Définitive. Emanuel Buchmann était tout simplement le plus fort du championnat allemand et il a confirmé sa forme sur le Tour de France. Avec Dominik Nerz, il est certainement l'un des meilleurs grimpeurs d'Allemagne. Rick Zabel est devenu pro la même année que moi, chez BMC. Il vient de remporter sa première victoire professionnelle sur le Tour d'Autriche. Quand vous voyez cela, cela augmente naturellement l'incitation à gagner des courses vous-même. Mais les rôles sont différents. Lorsque Zabel gagne en Autriche, toute l'équipe roule pour lui sans condition. Chez Movistar, vous pourriez penser un peu plus traditionnellement, ne voyez pas directement les jeunes pilotes comme aspirant à gagner et à vous sacrifier inconditionnellement. Je dois devenir assez fort pour gagner une course avec moins de soutien. Mais cela vient avec le temps.

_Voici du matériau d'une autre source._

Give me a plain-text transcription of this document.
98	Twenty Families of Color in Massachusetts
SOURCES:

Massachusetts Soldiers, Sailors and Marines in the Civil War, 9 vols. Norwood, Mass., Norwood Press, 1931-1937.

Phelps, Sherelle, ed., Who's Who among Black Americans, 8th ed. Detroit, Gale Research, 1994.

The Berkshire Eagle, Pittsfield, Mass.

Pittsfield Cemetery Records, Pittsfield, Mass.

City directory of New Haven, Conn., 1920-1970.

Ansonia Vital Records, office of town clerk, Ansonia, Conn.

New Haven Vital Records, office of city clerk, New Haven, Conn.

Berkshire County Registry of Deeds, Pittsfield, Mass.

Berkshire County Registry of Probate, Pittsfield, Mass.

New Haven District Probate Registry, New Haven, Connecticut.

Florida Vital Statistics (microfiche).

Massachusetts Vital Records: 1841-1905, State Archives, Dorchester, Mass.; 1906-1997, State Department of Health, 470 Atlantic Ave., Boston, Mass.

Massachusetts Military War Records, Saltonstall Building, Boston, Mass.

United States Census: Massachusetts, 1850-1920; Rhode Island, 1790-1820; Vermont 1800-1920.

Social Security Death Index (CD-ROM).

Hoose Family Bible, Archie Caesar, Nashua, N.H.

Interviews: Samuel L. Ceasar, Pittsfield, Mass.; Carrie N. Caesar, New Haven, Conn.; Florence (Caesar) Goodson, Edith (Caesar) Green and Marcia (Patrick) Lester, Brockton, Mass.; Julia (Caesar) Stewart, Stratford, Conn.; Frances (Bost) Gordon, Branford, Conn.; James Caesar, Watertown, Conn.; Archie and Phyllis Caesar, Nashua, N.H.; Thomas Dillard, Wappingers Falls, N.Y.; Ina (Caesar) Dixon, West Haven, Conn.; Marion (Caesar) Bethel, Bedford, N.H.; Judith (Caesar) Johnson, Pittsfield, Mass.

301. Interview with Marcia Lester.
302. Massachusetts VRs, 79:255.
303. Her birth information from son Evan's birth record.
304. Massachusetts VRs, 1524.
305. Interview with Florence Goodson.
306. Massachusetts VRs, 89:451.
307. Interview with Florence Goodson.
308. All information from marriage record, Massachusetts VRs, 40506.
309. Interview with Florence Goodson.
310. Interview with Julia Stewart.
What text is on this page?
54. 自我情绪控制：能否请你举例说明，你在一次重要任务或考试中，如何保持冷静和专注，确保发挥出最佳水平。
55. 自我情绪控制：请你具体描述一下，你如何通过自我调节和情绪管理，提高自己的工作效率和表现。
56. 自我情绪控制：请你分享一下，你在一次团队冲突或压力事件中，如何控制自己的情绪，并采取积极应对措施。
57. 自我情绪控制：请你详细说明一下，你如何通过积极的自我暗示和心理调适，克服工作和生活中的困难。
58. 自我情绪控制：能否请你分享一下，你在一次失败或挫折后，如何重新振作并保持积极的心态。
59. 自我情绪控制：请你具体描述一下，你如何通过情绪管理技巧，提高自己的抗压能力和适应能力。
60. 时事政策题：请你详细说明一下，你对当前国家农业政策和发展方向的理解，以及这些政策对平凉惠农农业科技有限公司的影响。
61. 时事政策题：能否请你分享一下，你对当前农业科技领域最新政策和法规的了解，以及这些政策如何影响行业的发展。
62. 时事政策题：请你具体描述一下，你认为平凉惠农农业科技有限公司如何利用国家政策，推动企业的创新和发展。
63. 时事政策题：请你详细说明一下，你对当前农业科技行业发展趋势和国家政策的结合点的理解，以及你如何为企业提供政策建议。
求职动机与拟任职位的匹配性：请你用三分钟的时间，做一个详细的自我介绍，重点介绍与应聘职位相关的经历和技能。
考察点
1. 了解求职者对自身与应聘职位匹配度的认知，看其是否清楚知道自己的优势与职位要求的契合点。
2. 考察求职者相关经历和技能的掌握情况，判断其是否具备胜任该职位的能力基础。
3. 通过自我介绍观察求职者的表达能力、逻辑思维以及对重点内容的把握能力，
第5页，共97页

Jasha, merci beaucoup pour l'interview et tout le meilleur pour la suite de votre voyage.
À personne :
Jasha Sütterlin est née le 4 novembre 1992 à Fribourg-en-Brisgau. Il a commencé sa carrière cycliste au RSV Achkarren. Grâce aux équipes Rothaus et Thüringen Energie, il a fait le saut dans le WorldTour dans le L'équipe Movistar. Ses plus grands succès incluent plusieurs titres de champion d'Allemagne en contre-la-montre individuel (Juniors, U23) et une médaille d'argent aux Championnats du monde contre-la-montre individuel pour juniors, remportant le Tour de Basse-Saxe 2010 et le Tour de Berlin 2011, deux victoires d'étape dans le Giro delle Valle Aosta 2013 et une médaille de bronze dans le contre-la-montre par équipe de la Coupe du monde 2015 avec Movistar.